Tighter lending to investors is expected to lead to a softer residential property market, according to QBE’s Australian Housing Outlook 2016–2019.
The report, prepared by BIS Shrapnel, examined the housing market as of June 2016 and provided forecasts for the next three years until June 2017.
In Sydney, house prices are expected to remain flat during this three-year period while apartment prices are predicted to fall 6.8% cumulatively. In Melbourne, house prices are forecast to decline by 0.6% while units are expected to drop by 9%.
Brisbane will experience the most varied property market over the next three years with QBE predicting house prices will rise by 6.5% while apartment prices drop by 8.2%.

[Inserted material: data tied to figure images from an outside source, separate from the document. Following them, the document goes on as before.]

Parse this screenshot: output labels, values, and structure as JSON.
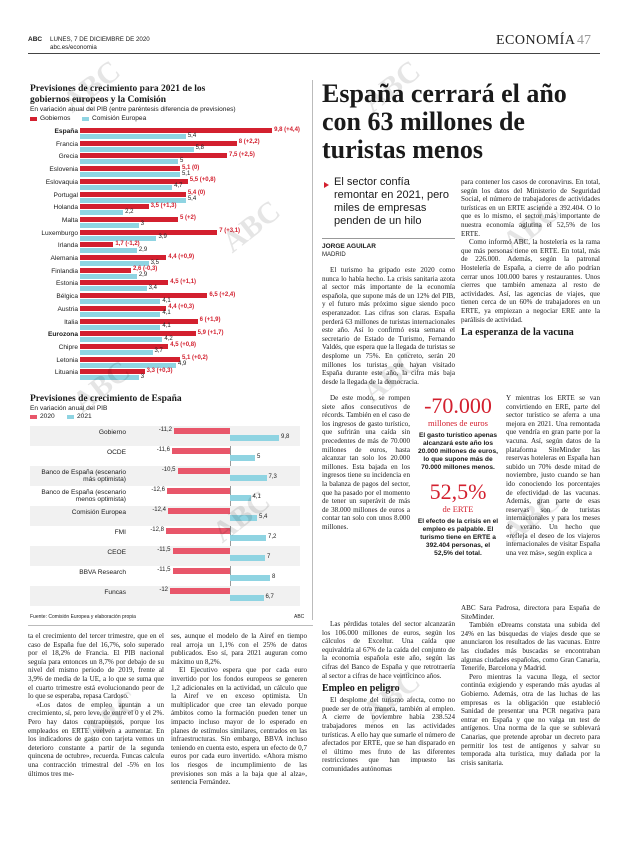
{
  "header": {
    "brand": "ABC",
    "date": "LUNES, 7 DE DICIEMBRE DE 2020",
    "url": "abc.es/economia",
    "section": "ECONOMÍA",
    "page": "47"
  },
  "watermark": "ABC",
  "chart_data": [
    {
      "type": "bar",
      "orientation": "horizontal",
      "title": "Previsiones de crecimiento para 2021 de los gobiernos europeos y la Comisión",
      "subtitle": "En variación anual del PIB (entre paréntesis diferencia de previsiones)",
      "categories": [
        "España",
        "Francia",
        "Grecia",
        "Eslovenia",
        "Eslovaquia",
        "Portugal",
        "Holanda",
        "Malta",
        "Luxemburgo",
        "Irlanda",
        "Alemania",
        "Finlandia",
        "Estonia",
        "Bélgica",
        "Austria",
        "Italia",
        "Eurozona",
        "Chipre",
        "Letonia",
        "Lituania"
      ],
      "bold_categories": [
        0,
        16
      ],
      "series": [
        {
          "name": "Gobiernos",
          "color": "#d3202f",
          "values": [
            9.8,
            8,
            7.5,
            5.1,
            5.5,
            5.4,
            3.5,
            5,
            7,
            1.7,
            4.4,
            2.6,
            4.5,
            6.5,
            4.4,
            6,
            5.9,
            4.5,
            5.1,
            3.3
          ],
          "value_labels": [
            "9,8 (+4,4)",
            "8 (+2,2)",
            "7,5 (+2,5)",
            "5,1 (0)",
            "5,5 (+0,8)",
            "5,4 (0)",
            "3,5 (+1,3)",
            "5 (+2)",
            "7 (+3,1)",
            "1,7 (-1,2)",
            "4,4 (+0,9)",
            "2,6 (-0,3)",
            "4,5 (+1,1)",
            "6,5 (+2,4)",
            "4,4 (+0,3)",
            "6 (+1,9)",
            "5,9 (+1,7)",
            "4,5 (+0,8)",
            "5,1 (+0,2)",
            "3,3 (+0,3)"
          ]
        },
        {
          "name": "Comisión Europea",
          "color": "#8fd4e2",
          "values": [
            5.4,
            5.8,
            5,
            5.1,
            4.7,
            5.4,
            2.2,
            3,
            3.9,
            2.9,
            3.5,
            2.9,
            3.4,
            4.1,
            4.1,
            4.1,
            4.2,
            3.7,
            4.9,
            3
          ],
          "value_labels": [
            "5,4",
            "5,8",
            "5",
            "5,1",
            "4,7",
            "5,4",
            "2,2",
            "3",
            "3,9",
            "2,9",
            "3,5",
            "2,9",
            "3,4",
            "4,1",
            "4,1",
            "4,1",
            "4,2",
            "3,7",
            "4,9",
            "3"
          ]
        }
      ]
    },
    {
      "type": "bar",
      "orientation": "horizontal",
      "title": "Previsiones de crecimiento de España",
      "subtitle": "En variación anual del PIB",
      "categories": [
        "Gobierno",
        "OCDE",
        "Banco de España (escenario más optimista)",
        "Banco de España (escenario menos optimista)",
        "Comisión Europea",
        "FMI",
        "CEOE",
        "BBVA Research",
        "Funcas"
      ],
      "series": [
        {
          "name": "2020",
          "color": "#e8566a",
          "values": [
            -11.2,
            -11.6,
            -10.5,
            -12.6,
            -12.4,
            -12.8,
            -11.5,
            -11.5,
            -12
          ],
          "value_labels": [
            "-11,2",
            "-11,6",
            "-10,5",
            "-12,6",
            "-12,4",
            "-12,8",
            "-11,5",
            "-11,5",
            "-12"
          ]
        },
        {
          "name": "2021",
          "color": "#8fd4e2",
          "values": [
            9.8,
            5,
            7.3,
            4.1,
            5.4,
            7.2,
            7,
            8,
            6.7
          ],
          "value_labels": [
            "9,8",
            "5",
            "7,3",
            "4,1",
            "5,4",
            "7,2",
            "7",
            "8",
            "6,7"
          ]
        }
      ],
      "source": "Fuente: Comisión Europea y elaboración propia",
      "credit": "ABC"
    }
  ],
  "left_article": {
    "col1": [
      "ta el crecimiento del tercer trimestre, que en el caso de España fue del 16,7%, solo superado por el 18,2% de Francia. El PIB nacional seguía para entonces un 8,7% por debajo de su nivel del mismo periodo de 2019, frente al 3,9% de media de la UE, a lo que se suma que el cuarto trimestre está evolucionando peor de lo que se esperaba, repasa Cardoso.",
      "«Los datos de empleo apuntan a un crecimiento, sí, pero leve, de entre el 0 y el 2%. Pero hay datos contrapuestos, porque los empleados en ERTE vuelven a aumentar. En los indicadores de gasto con tarjeta vemos un deterioro constante a partir de la segunda quincena de octubre», recuerda. Funcas calcula una contracción trimestral del -5% en los últimos tres me-"
    ],
    "col2": [
      "ses, aunque el modelo de la Airef en tiempo real arroja un 1,1% con el 25% de datos publicados. Eso sí, para 2021 auguran como máximo un 8,2%.",
      "El Ejecutivo espera que por cada euro invertido por los fondos europeos se generen 1,2 adicionales en la actividad, un cálculo que la Airef ve en exceso optimista. Un multiplicador que cree tan elevado porque ámbitos como la formación pueden tener un impacto incluso mayor de lo esperado en planes de estímulos similares, centrados en las infraestructuras. Sin embargo, BBVA incluso teniendo en cuenta esto, espera un efecto de 0,7 euros por cada euro invertido. «Ahora mismo los riesgos de incumplimiento de las previsiones son más a la baja que al alza», sentencia Fernández."
    ]
  },
  "article": {
    "headline": "España cerrará el año con 63 millones de turistas menos",
    "subhead": "El sector confía remontar en 2021, pero miles de empresas penden de un hilo",
    "author": "JORGE AGUILAR",
    "place": "MADRID",
    "left_a": [
      "El turismo ha gripado este 2020 como nunca lo había hecho. La crisis sanitaria azota al sector más importante de la economía española, que supone más de un 12% del PIB, y el futuro más próximo sigue siendo poco esperanzador. Las cifras son claras. España perderá 63 millones de turistas internacionales este año. Así lo confirmó esta semana el secretario de Estado de Turismo, Fernando Valdés, que espera que la llegada de turistas se desplome un 75%. En concreto, serán 20 millones los turistas que hayan visitado España durante este año, la cifra más baja desde la llegada de la democracia."
    ],
    "left_b": [
      "De este modo, se rompen siete años consecutivos de récords. También en el caso de los ingresos de gasto turístico, que sufrirán una caída sin precedentes de más de 70.000 millones de euros, hasta alcanzar tan solo los 20.000 millones. Esta bajada en los ingresos tiene su incidencia en la balanza de pagos del sector, que ha pasado por el momento de tener un superávit de más de 38.000 millones de euros a contar tan solo con unos 8.000 millones."
    ],
    "left_c": [
      "Las pérdidas totales del sector alcanzarán los 106.000 millones de euros, según los cálculos de Exceltur. Una caída que equivaldría al 67% de la caída del conjunto de la economía española este año, según las cifras del Banco de España y que retrotraería al sector a cifras de hace veinticinco años."
    ],
    "heading_1": "Empleo en peligro",
    "left_d": [
      "El desplome del turismo afecta, como no puede ser de otra manera, también al empleo. A cierre de noviembre había 238.524 trabajadores menos en las actividades turísticas. A ello hay que sumarle el número de afectados por ERTE, que se han disparado en el último mes fruto de las diferentes restricciones que han impuesto las comunidades autónomas"
    ],
    "right_a": [
      "para contener los casos de coronavirus. En total, según los datos del Ministerio de Seguridad Social, el número de trabajadores de actividades turísticas en un ERTE asciende a 392.404. O lo que es lo mismo, el sector más importante de nuestra economía aglutina el 52,5% de los ERTE.",
      "Como informó ABC, la hostelería es la rama que más personas tiene en ERTE. En total, más de 226.000. Además, según la patronal Hostelería de España, a cierre de año podrían cerrar unos 100.000 bares y restaurantes. Unos cierres que también amenaza al resto de actividades. Así, las agencias de viajes, que tienen cerca de un 60% de trabajadores en un ERTE, ya empiezan a negociar ERE ante la parálisis de actividad."
    ],
    "heading_2": "La esperanza de la vacuna",
    "right_b": [
      "Y mientras los ERTE se van convirtiendo en ERE, parte del sector turístico se aferra a una mejora en 2021. Una remontada que vendría en gran parte por la vacuna. Así, según datos de la plataforma SiteMinder las reservas hoteleras en España han subido un 70% desde mitad de noviembre, justo cuando se han ido conociendo los porcentajes de efectividad de las vacunas. Además, gran parte de esas reservas son de turistas internacionales y para los meses de verano. Un hecho que «refleja el deseo de los viajeros internacionales de visitar España una vez más», según explica a"
    ],
    "right_c": [
      "ABC Sara Padrosa, directora para España de SiteMinder.",
      "También eDreams constata una subida del 24% en las búsquedas de viajes desde que se anunciaron los resultados de las vacunas. Entre las ciudades más buscadas se encontraban algunas ciudades españolas, como Gran Canaria, Tenerife, Barcelona y Madrid.",
      "Pero mientras la vacuna llega, el sector continúa exigiendo y esperando más ayudas al Gobierno. Además, otra de las luchas de las empresas es la obligación que estableció Sanidad de presentar una PCR negativa para entrar en España y que no valga un test de antígenos. Una norma de la que se sublevará Canarias, que pretende aprobar un decreto para permitir los test de antígenos y salvar su temporada alta turística, muy dañada por la crisis sanitaria."
    ],
    "stats": [
      {
        "figure": "-70.000",
        "unit": "millones de euros",
        "text": "El gasto turístico apenas alcanzará este año los 20.000 millones de euros, lo que supone más de 70.000 millones menos."
      },
      {
        "figure": "52,5%",
        "unit": "de ERTE",
        "text": "El efecto de la crisis en el empleo es palpable. El turismo tiene en ERTE a 392.404 personas, el 52,5% del total."
      }
    ]
  }
}
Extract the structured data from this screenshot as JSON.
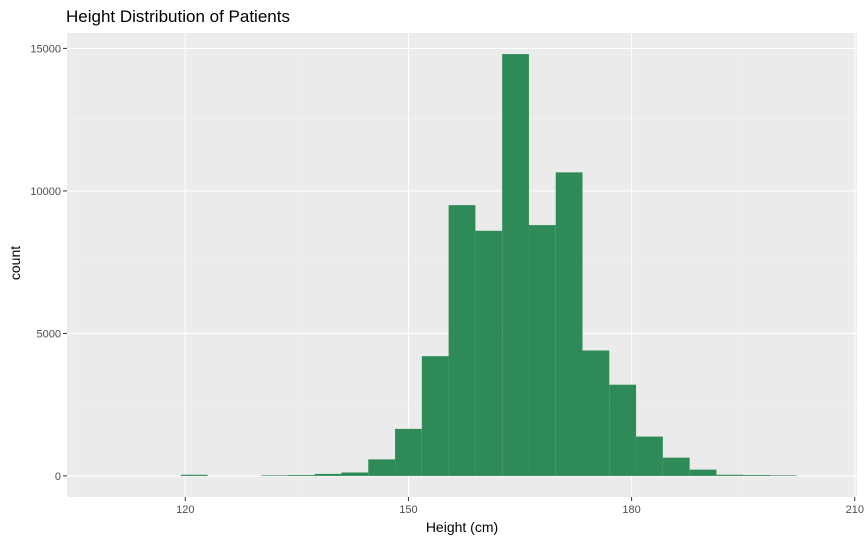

Over the big three capital cities, median house prices for June 2015, June 2016 and the predicted median house price for June 2019 can be found below:
|
June 2015 |
June 2016 |
June 2019 (est) |
Sydney |
$1,034,100 |
$1,047,600 |
$1,050,000 |
Melbourne |
$734,300 |
$774,300 |
$770,000 |
Brisbane |
$507,800 |
$525,700 |
$560,000 |
For apartments, the figures are as follows:
|
June 2015 |
June 2016 |
June 2019 (est) |
Sydney |
$705,800 |
$729,800 |
$680,000 |
Melbourne |
$515,400 |
$527,300 |
$480,000 |
Brisbane |
$420,300 |
$424,700 |
$390,000 |
“With supply now reaching a level commensurate with population growth, there are signs that the Sydney and Melbourne markets may have peaked, with price growth easing back to the levels of the other capital cities,” the report said.
Due to the ongoing surge in dwelling completions around the country, there is limited scope for significant price rises from now to 2018/19. Instead, prices may decline in a number of markets – which will mostly be relegated to apartments.
“It’s a fascinating time to be looking at the Australian residential property and mortgage market,” said Phil White, CEO of QBE Lenders’ Mortgage Insurance.
“Prices are forecast to soften through the three years to 2019, which is likely to be positive for housing affordability.”
Thanks to tighter lending criteria, fewer investors were now entering the market, according to the report. In 2015/16, 44% of all residential loans were taken out by investors. This was down from 51% in 2014/15.
“It’s expected owner occupiers, including first home buyers, will be stepping in to pick up some of this opportunity in the market,” White said.